Хвала, псаломщик наш, старик,
Захаров-преложитель!
Ревет он так, как волк иль бык,
Лугов пустынных житель;
Хвала тебе, протяжный Львов,
Ковач речений смелый!
И Палицын, гроза певцов,
В Поповке поседелый!
Хвала, наш пасмурный Гервей,
Обруганный Станевич,
И с польской музыкой своей,
Холуй Анастасевич!
Друзья, сей полный ковш пивной
За здравье Соколова!
Он, право, чтец у нас лихой
И создан для Хвостова.
В его устах стихи ревут,
Как волны в уши плещут;
От грома их невольно тут
Все барыни трепещут;
Хвала, беседы сей дьячок,
Бездушный Политковский!
Жует, гнусит и вдруг стишок
Родит славяноросский.
...........
...........
Их груди каменной хвала!
Хвала скуле железной!
Сотрудники
............
............
Их груди каменной хвала!
Хвала скуле железной!
Но месть тому, кто нас бранит
И пишет эпиграммы,
Кто пишет так, как говорит,
Кого читают дамы.
Певец
Сей кубок мщенью! Други! в строй!
И мигом – перья в длани!
Сразить иль пасть – наш роковой
Обет в чернильной брани.
Вотще свои, о Карамзин,
Ты издал сочиненья:
Я, я на Пинде властелин
И жажду лишь отмщенья!
Нет логики у нас в домах,
Грамматик не бывало;
Мы прОлог в руки – гибни, враг,
С твоей дружиной вялой!
Отведай, дерзкий, что сильней —
Рассудок или мщенье;
Пришлец! мы в родине своей,
За глупых – провиденье!
Друзья! прощанью сей стакан,
Уж свечи погасили,
Пробили зорю в барабан,
К заутрени звонили;
Пора домой, пора ко сну;
От хмеля я шатаюсь.
Хвостов
Дай, басню я прочту одну
И после распрощаюсь.
Все
Ах! нет, друзья, домой, домой!
Чу... петухи пропели.
Прощай, Шишков, наш дед седой,
Прощай, мы охмелели —
И ты нас в путь благослови.
А вы, друзья, – лобзанья!
В завет – и новыя любви,
И нового свиданья.
Первая половина марта 1813
Певец в Беседе любителей русского слова.

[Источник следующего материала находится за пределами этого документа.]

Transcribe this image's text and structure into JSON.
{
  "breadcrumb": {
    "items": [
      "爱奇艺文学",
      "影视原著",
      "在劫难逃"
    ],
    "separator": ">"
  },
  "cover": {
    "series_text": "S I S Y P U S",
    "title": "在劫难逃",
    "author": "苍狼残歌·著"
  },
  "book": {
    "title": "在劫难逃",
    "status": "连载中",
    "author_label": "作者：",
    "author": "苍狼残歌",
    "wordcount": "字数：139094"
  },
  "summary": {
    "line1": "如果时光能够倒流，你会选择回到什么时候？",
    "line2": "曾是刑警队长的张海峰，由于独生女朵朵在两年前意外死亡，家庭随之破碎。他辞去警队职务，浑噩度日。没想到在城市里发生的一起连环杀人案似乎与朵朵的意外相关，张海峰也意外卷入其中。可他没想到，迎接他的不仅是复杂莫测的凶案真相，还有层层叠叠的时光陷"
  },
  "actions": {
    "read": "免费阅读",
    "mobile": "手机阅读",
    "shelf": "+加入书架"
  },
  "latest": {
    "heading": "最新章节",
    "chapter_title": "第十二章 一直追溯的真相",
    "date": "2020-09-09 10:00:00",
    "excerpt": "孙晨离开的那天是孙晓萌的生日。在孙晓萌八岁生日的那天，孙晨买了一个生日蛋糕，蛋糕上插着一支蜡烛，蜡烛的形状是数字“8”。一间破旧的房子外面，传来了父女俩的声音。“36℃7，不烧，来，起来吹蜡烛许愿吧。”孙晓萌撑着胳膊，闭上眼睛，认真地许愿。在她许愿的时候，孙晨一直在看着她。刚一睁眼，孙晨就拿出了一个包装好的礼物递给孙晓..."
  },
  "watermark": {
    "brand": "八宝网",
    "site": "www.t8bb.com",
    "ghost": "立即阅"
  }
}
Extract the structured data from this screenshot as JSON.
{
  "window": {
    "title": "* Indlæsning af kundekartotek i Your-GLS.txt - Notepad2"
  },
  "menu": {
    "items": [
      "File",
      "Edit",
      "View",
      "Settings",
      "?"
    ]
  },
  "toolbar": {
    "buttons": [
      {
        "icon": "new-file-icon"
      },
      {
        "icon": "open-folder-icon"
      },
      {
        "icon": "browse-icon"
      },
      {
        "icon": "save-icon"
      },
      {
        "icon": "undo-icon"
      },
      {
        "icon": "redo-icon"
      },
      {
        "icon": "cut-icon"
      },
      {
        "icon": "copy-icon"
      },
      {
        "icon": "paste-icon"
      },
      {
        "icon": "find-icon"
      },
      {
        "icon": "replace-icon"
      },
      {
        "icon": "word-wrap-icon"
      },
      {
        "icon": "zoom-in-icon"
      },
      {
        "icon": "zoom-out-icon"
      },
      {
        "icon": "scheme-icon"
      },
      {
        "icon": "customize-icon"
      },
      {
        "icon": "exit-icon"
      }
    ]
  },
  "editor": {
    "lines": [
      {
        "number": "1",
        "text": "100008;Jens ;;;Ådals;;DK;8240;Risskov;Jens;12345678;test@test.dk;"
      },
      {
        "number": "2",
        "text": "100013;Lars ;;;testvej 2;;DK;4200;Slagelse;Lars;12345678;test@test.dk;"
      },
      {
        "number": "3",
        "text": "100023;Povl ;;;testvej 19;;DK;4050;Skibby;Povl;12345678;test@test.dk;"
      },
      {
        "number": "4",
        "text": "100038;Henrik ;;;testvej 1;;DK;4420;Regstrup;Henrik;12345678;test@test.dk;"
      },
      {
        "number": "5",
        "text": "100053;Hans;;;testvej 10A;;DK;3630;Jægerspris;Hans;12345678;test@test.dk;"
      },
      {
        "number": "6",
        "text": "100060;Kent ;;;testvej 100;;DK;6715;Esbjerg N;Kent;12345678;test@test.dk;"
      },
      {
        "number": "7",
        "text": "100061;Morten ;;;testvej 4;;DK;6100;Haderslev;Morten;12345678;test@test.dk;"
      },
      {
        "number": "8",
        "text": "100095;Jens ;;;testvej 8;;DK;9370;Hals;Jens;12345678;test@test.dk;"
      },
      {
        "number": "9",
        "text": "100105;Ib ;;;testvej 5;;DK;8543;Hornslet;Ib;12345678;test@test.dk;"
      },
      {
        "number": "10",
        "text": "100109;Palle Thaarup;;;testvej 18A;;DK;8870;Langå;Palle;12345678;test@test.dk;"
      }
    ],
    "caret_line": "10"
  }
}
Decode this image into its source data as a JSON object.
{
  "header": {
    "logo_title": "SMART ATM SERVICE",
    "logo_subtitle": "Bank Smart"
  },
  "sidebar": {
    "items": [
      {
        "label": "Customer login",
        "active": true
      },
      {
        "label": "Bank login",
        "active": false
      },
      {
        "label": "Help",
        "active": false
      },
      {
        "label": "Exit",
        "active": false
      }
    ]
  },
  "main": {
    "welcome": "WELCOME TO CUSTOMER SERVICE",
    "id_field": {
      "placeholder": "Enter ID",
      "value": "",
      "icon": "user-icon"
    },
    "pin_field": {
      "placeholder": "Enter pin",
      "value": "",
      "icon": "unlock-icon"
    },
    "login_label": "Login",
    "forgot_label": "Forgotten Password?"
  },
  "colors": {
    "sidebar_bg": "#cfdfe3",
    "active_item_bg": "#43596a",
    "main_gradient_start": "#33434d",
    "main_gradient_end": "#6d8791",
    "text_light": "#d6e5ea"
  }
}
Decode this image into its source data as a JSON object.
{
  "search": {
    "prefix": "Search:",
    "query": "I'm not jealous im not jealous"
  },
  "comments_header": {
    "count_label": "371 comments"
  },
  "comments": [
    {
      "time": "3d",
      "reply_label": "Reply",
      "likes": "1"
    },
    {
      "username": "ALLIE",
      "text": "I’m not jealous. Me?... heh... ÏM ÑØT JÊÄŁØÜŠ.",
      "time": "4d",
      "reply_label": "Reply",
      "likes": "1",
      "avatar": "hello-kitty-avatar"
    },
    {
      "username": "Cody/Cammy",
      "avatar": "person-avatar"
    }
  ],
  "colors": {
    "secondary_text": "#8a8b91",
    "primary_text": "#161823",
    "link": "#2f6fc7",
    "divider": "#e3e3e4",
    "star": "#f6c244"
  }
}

Впервые – «Современник», 1856, № 5, Смесь, стр. 10—18, с заглавием «Певец в беседе славянороссов». Н. И. Греч в «Северной пчеле», 1857, 20 мая, дал ряд поправок к тексту «Современника». Печ. по изд. 1934, стр. 255—262, где воспроизведен список произведения с принятым нами заглавием, сделанный кн. А. М. Горчаковым на бумаге с водяным знаком 1814 г. (ЦГАОР), с исправлением явных описок. В сочинении «Певца» принимал некоторое участие писатель и журналист, автор известных басен А. Е. Измайлов (1779—1831), на что впервые указал Н. В. Сушков («Московский университетский благородный пансион». M., 1858, стр. 75). В рукописном сборнике Измайлова (ГПБ) есть «Пародия некоторых куплетов из „Певца во стане русских воинов“» с датой: 1813 г. В эту «Пародию» входят с вариантами строки из «Певца в Беседе любителей русского слова» (стихи 125—148). В вариантах особенно интересна характеристика Хвостова (стихи 129—132):
Наскучил людям и чертям,
И день и ночь он пишет,
А похвалы своим трудам
Ни от кого не слышит.
Эти стихи – явный перепев 3—4-й строк из сатиры И. И. Дмитриева «Чужой толк» (1794):
Со всеусердием всё оды пишем, пишем,
А ни себе, ни им похвал нигде не слышим!
В «Пародию входит также строфа, не включенная в известные нам списки стихотворения:
Хвала отважным рифмачам!
Шихматов в юны лета,
Коль верить Балдуса речам, —
Осьмое чудо света.
Потемкин, слава наших дней,
И Бунина девица!
В Беседе говорят о ней:
«Стихи плесть мастерица».
Театра нашего хвала,
Грузинцев, Висковатов!
Их Мельпомена родила
На гибель сопостатов.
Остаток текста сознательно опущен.